I read the motion filed by Disney. It is short. It is direct. The story isn't being misrepresented as to what Disney asked for. Indeed, after the Overview and Background sections, the motion begins...Ok, IANAL but from what I've read, the reasoning for Disney being included in the lawsuit is that the Disney website/MDE was used to select the restaurant and the site/app made mention of allergens or whatever. So I can kind of see how they are tenuously connected to an event that occurred in a restaurant they neither own nor operate. I've seen that they referenced EULA or statements on the website or MDE user license that refer to forced arbitration. I don't understand why or how Disney+ factors into this at all or why they would bring it up (which makes me think this story is being misrepresented by people who are also not lawyers), but I think if they are using language/forced agreement to terms by using their website to force arbitration over whatever responsibility they may bear through advertising on their website or handling reservations but wouldn't that still leave the litigants open to pursuing Raglan Road, its employees, or ownership? Or is Disney trying to roll it all up and force arbitration with the restaurant as well? I will say, however, corporations have been given far too much leeway in their ability to force arbitration and it's time to rein that bs in.
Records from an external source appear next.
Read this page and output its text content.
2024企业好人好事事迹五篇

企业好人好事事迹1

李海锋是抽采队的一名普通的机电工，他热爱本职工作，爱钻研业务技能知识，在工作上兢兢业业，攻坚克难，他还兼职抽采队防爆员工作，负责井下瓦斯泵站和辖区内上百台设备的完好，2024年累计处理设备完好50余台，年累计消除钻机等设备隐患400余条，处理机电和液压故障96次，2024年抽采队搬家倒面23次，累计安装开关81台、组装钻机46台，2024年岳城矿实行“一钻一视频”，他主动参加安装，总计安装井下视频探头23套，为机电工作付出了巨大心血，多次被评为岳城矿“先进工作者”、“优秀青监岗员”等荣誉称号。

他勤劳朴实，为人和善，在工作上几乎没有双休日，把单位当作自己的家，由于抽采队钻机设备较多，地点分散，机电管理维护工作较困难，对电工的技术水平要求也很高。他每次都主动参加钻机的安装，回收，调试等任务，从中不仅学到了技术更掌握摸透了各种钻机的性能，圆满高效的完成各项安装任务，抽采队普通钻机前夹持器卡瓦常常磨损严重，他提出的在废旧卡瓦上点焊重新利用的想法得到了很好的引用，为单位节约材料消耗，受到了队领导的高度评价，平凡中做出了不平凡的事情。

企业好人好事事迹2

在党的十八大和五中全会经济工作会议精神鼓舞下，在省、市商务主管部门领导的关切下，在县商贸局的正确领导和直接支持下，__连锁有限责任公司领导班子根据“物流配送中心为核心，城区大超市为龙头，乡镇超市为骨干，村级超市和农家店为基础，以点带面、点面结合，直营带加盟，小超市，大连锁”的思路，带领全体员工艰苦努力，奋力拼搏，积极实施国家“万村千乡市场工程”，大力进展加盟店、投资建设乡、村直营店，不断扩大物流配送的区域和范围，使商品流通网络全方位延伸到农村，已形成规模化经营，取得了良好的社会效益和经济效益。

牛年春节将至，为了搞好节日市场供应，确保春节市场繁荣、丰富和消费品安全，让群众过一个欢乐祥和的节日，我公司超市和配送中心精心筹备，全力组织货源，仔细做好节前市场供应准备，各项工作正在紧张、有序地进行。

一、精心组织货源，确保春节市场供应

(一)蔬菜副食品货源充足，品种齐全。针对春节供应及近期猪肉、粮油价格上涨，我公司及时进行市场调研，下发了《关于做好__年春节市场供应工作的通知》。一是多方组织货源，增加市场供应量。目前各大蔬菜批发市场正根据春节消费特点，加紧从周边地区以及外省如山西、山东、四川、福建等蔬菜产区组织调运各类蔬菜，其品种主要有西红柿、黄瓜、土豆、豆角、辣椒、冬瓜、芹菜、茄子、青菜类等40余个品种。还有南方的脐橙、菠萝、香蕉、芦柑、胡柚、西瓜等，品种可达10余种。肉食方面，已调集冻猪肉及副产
1. Piccolo Accepted the Disney+ Subscriber Agreement
In November 2019, Piccolo initially created a Disney account through the Disney+ website (Streit Decl. ¶ 6); (Morgan Decl. ¶ 5).2 Piccolo completed the registration webform by providing personal information, including his email address, and created a password (see Morgan Decl. ¶ 6). Before registering the account, Piccolo had to select “Agree & Continue” (id.). Immediately above was a disclosure notifying Piccolo that "By clicking Agree & Continue, you agree to our Subscriber Agreement” (id.). Piccolo then selected “Agree and Continue” (id.). The term “Subscriber Agreement” was underlined in blue font and provided a hyperlink directly to the document (Morgan Decl. ¶¶ 6-7). Piccolo also agreed to the Disney Terms of Use (Streit Decl. ¶ 7). Piccolo could not have created a Disney account without doing so.
2. The Terms of Use Contain a Binding Arbitration Provision
The Terms of Use, which were provided with the Subscriber Agreement, include a binding arbitration clause. The first page of the Subscriber Agreement states, in all capital letters, that “any dispute between You and Us, Except for Small Claims, is subject to a class action waiver and must be resolved by individual binding arbitration” (Morgan Decl. Ex. A at 1). The Subscriber Agreement also states, in the same font, that: “when you create a Disney+ or ESPN+ account, you also agree to the Walt Disney Company’s Terms of Use, available at www.disneytermsofuse.com and at the end of this agreement which govern your use of other Disney Services” (id.).